Dia menjelaskan bahwa pembahasan hasil laporan itu oleh DPRD harus diselesaikan dalam waktu paling lambat 1 minggu.

“Bagaimana kita mau sampaikan pendapat kalau isi laporannya saja kita tidak bahas,” imbuhnya.

“Kalau dipaksakan maka kami fraksi Golkar tidak akan menyampaikan pendapat fraksi,” tambah ketua Komisi C itu.

Ketika ditanya berapa lama hal ini sudah terjadi, kata Sujana, hal tersebut sudah terjadi selama 4 tahun belakangan ini.

“Kurang lebih sudah 4 tahun hal ini tidak dilakukan,” ungkapnya.

Hal Senada juga dijelaskan anggota Fraksi Golkar Yuli Rahman, dirinya meminta kepada pimpinan agar rapat ditunda sesuai regulasi yang ada guna untuk memberi ruang kepada semua anggota dewan membahas LHP BPK ini.

“Kalau ditunda sampai 4 atau lima hari, kita tidak melanggar aturan, justru kalau rapat ini digelar sesuai regulasi ada hasil yang kita peroleh, dengan begitu kualitasnya pun dapat dicapai,” ujarnya.

Ia beranggapan untuk membahas LHP BPK masih banyak waktu sesuai mekanisme.

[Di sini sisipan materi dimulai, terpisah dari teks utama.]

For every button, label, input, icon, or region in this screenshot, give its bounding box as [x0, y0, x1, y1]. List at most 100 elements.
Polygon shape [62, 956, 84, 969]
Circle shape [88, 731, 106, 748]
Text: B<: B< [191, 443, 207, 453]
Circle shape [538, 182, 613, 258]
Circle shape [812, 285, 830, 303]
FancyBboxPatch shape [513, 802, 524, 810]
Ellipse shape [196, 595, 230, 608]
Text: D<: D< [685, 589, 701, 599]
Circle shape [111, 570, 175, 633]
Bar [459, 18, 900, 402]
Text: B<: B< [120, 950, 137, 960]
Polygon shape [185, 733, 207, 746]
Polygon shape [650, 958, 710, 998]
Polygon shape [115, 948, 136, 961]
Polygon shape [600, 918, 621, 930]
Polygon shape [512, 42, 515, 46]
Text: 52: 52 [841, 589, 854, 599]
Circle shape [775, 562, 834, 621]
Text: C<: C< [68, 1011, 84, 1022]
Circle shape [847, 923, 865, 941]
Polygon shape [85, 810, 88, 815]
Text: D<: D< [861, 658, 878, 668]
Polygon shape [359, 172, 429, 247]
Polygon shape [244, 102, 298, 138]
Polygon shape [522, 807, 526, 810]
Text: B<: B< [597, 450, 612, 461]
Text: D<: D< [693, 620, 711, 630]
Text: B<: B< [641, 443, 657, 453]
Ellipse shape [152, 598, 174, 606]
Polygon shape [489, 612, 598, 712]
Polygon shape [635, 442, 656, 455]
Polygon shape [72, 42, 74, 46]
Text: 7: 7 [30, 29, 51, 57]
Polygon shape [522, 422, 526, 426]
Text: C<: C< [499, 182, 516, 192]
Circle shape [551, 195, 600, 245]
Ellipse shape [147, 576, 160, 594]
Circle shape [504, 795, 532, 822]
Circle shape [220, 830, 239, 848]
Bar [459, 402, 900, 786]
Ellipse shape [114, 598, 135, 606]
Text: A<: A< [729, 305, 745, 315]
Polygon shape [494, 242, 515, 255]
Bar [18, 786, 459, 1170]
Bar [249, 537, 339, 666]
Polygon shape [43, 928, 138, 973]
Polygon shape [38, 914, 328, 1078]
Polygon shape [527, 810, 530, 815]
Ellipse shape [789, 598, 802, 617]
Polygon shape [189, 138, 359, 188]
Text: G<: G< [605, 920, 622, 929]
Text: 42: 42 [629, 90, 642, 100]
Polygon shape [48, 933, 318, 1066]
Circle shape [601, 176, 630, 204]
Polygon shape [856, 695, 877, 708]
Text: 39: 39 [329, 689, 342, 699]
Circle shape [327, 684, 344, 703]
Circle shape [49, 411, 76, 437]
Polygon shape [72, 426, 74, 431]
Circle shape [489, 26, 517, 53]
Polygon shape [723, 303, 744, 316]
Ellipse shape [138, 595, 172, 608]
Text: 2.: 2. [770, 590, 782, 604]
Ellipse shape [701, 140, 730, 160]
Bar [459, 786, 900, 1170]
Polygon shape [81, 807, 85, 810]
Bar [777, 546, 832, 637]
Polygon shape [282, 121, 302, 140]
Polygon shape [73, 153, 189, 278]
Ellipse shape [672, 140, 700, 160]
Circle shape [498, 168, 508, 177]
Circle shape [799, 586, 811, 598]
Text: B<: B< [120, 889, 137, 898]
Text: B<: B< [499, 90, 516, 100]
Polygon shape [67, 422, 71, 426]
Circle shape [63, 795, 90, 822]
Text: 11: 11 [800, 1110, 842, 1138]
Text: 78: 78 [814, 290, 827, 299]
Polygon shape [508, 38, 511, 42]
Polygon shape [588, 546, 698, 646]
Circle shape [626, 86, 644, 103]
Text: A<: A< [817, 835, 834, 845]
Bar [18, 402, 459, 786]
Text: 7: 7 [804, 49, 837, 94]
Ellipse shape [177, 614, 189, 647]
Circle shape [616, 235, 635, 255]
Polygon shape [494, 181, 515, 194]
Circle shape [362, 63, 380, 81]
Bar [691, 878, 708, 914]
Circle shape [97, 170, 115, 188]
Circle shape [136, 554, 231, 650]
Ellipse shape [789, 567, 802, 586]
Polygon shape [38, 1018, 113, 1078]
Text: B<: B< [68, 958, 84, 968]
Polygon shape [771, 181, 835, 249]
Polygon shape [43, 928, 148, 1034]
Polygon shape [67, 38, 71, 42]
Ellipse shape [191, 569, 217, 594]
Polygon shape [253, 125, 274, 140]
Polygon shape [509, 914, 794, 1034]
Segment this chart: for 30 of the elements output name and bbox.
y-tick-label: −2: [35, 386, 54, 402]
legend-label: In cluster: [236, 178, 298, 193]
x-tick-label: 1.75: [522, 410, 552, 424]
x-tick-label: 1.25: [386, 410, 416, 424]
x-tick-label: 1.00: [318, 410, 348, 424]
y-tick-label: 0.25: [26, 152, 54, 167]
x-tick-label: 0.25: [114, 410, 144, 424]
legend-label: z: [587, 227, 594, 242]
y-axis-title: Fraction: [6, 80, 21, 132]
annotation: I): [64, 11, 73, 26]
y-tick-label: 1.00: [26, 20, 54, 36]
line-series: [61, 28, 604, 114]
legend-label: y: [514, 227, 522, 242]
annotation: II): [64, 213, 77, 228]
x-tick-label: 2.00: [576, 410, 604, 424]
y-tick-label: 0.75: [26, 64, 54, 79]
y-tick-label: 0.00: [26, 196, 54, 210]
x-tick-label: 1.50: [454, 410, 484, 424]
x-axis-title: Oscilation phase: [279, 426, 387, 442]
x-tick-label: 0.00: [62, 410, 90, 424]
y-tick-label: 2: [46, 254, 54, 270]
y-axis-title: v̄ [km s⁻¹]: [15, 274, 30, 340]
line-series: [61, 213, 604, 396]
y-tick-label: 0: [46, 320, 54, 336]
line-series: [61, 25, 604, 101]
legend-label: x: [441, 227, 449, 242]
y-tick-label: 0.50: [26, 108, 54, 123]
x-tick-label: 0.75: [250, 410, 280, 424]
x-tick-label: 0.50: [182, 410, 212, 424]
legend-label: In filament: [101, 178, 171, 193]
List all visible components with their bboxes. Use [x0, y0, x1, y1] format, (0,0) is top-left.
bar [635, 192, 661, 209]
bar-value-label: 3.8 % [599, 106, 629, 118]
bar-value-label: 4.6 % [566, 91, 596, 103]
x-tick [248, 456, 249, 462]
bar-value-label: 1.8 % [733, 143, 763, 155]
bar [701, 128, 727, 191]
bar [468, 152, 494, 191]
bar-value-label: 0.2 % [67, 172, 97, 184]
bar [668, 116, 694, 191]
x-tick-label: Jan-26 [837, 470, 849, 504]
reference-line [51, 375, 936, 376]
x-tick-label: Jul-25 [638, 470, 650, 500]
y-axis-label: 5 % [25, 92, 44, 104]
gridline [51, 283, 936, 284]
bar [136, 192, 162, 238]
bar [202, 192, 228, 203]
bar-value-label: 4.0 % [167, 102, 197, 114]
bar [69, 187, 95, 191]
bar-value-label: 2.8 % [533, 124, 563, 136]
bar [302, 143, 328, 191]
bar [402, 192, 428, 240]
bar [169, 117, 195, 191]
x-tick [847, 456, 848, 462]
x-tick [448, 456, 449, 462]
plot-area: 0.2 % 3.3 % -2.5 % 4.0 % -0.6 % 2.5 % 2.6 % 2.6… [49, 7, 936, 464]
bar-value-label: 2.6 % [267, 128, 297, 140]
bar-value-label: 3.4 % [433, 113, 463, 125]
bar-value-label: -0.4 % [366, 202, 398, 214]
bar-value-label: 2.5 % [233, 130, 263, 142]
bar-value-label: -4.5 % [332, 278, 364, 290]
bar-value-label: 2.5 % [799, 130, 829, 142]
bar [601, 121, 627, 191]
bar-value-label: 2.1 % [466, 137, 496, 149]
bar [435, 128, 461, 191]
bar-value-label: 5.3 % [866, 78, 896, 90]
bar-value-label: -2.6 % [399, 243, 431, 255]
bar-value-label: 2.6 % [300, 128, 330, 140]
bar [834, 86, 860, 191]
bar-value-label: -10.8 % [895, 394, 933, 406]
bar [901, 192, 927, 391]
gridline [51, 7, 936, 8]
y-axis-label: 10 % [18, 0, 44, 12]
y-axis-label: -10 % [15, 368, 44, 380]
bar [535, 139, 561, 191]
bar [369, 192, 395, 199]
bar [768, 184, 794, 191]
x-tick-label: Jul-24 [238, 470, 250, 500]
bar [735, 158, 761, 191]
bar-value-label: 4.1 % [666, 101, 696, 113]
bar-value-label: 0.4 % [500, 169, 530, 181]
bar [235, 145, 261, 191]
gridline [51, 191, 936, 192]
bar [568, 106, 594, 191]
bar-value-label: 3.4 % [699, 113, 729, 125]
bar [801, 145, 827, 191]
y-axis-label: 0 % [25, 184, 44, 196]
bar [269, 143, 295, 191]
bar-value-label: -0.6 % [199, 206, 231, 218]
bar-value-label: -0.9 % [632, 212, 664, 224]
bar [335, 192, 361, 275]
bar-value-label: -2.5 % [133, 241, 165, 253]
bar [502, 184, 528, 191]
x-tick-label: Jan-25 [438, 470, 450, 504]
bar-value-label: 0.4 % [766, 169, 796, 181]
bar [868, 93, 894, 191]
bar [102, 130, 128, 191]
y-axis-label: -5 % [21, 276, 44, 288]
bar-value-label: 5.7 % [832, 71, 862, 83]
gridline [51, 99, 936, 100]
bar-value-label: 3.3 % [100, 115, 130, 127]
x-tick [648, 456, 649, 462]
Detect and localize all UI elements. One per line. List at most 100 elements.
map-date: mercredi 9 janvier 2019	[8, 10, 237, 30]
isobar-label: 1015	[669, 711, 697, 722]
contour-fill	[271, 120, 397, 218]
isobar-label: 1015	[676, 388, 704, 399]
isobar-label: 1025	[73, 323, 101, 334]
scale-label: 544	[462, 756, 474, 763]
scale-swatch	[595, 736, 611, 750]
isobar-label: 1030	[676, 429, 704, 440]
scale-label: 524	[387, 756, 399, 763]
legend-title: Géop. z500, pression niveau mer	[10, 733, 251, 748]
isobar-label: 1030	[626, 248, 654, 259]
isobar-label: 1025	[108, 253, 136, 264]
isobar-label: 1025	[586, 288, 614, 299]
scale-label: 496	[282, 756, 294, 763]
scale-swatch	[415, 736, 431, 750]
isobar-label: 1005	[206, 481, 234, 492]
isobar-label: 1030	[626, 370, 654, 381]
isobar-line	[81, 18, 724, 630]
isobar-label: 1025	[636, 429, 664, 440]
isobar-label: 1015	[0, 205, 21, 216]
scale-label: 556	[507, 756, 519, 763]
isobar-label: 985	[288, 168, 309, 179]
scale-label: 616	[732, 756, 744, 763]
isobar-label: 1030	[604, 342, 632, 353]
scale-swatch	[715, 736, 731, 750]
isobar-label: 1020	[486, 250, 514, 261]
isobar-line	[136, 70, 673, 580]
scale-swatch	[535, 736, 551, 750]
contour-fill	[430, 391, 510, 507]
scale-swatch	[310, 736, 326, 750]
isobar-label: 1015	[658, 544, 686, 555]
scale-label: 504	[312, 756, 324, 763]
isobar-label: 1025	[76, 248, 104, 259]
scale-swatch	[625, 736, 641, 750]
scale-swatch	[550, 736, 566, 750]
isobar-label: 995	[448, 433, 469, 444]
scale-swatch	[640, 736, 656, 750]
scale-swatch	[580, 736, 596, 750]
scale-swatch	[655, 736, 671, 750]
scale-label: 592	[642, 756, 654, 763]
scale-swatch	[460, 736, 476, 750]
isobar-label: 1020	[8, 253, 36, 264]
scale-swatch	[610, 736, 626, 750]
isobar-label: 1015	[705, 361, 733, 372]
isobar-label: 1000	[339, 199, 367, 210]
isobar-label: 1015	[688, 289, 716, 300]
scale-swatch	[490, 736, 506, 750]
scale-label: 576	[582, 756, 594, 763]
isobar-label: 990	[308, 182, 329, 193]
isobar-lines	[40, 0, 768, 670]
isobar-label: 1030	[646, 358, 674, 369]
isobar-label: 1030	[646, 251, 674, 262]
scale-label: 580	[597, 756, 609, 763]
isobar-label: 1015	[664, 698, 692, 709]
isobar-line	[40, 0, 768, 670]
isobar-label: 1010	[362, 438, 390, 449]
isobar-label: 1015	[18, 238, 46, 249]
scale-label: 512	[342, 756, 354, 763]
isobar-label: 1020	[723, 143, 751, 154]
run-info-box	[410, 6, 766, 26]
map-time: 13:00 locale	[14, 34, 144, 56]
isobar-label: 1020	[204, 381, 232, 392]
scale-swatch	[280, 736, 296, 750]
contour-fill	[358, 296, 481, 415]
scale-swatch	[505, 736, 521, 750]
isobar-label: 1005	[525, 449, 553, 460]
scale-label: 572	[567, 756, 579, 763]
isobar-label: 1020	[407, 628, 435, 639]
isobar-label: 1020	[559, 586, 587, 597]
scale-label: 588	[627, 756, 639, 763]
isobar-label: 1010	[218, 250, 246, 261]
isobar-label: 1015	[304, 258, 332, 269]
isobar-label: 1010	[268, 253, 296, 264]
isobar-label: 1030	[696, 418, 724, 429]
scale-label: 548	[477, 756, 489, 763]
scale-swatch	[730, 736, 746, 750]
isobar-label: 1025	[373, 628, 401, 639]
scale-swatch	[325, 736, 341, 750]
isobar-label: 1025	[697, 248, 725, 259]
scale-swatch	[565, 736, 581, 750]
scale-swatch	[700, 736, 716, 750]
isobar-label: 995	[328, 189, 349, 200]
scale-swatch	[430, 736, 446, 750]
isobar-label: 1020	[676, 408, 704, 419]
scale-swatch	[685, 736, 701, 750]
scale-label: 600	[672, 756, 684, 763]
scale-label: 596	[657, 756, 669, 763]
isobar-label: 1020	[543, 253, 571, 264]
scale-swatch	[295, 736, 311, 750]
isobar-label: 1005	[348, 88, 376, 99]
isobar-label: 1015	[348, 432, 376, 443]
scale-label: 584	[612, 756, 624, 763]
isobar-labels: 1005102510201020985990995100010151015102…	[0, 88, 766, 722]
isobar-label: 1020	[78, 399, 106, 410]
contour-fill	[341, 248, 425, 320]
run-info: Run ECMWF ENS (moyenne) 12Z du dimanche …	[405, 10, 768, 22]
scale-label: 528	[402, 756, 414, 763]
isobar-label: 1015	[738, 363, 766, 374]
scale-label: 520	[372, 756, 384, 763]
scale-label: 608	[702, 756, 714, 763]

“itu undang-undang, Jadi kita bukan meminta ruang seenaknya kita tetapi itu kita memang diberikan kewenangan untuk membahas hal itu,” tegasnya.

Wakil Ketua Fraksi KSD, Laode Muhitu juga menyampaikan adanya aksi protes, lantaran menilai pimpinan dewan tidak terbuka dengan para anggota dewan.

Sebab kata dia, para pimpinan dewan tidak membagikan buku hasil laporan pemeriksaan BPK kepada seluruh anggota dewan. Namun tiba tiba menggelar rapat, sehingga ia menilai adanya pemaksaan yang dilakukan oleh pimpinan dewan.

Padahal secara aturan sebelum rapat digelar laporan dibagikan kepada semua anggota dewan, guna menjadi rujukan dalam menyampaikan pendapat fraksi.

“Adanya protes dari fraksi KSD, karena LKPD ini, hanya dibagikan kepada para pimpinan dewan, lalu kami yang anggota dewan ini seakan tidak dianggap penting,” kata Laode.

Dia menegaskan rapat harus ditunda sesuai waktu yang ditentukan namun apabila dipaksakan untuk digelar, maka fraksi KSD tidak akan menyampaikan pendapat.

Sementara itu, Wakil Ketua I DPRD Kota Jayapura, Joni Betaubun mengatakan buku laporan tersebut bakal diperbanyak dan dibagikan kepada semua anggota dewan.

“Hanya miskomunikasi, tidak ada protes. ini sudah sesuai dengan mekanisme, materi itu bisa dibagikan. Itu teknis sekretariat dewan, tidak ada kaitan dengan pemerintah kota, tidak ada kaitan dengan Walikota,” tegasnya.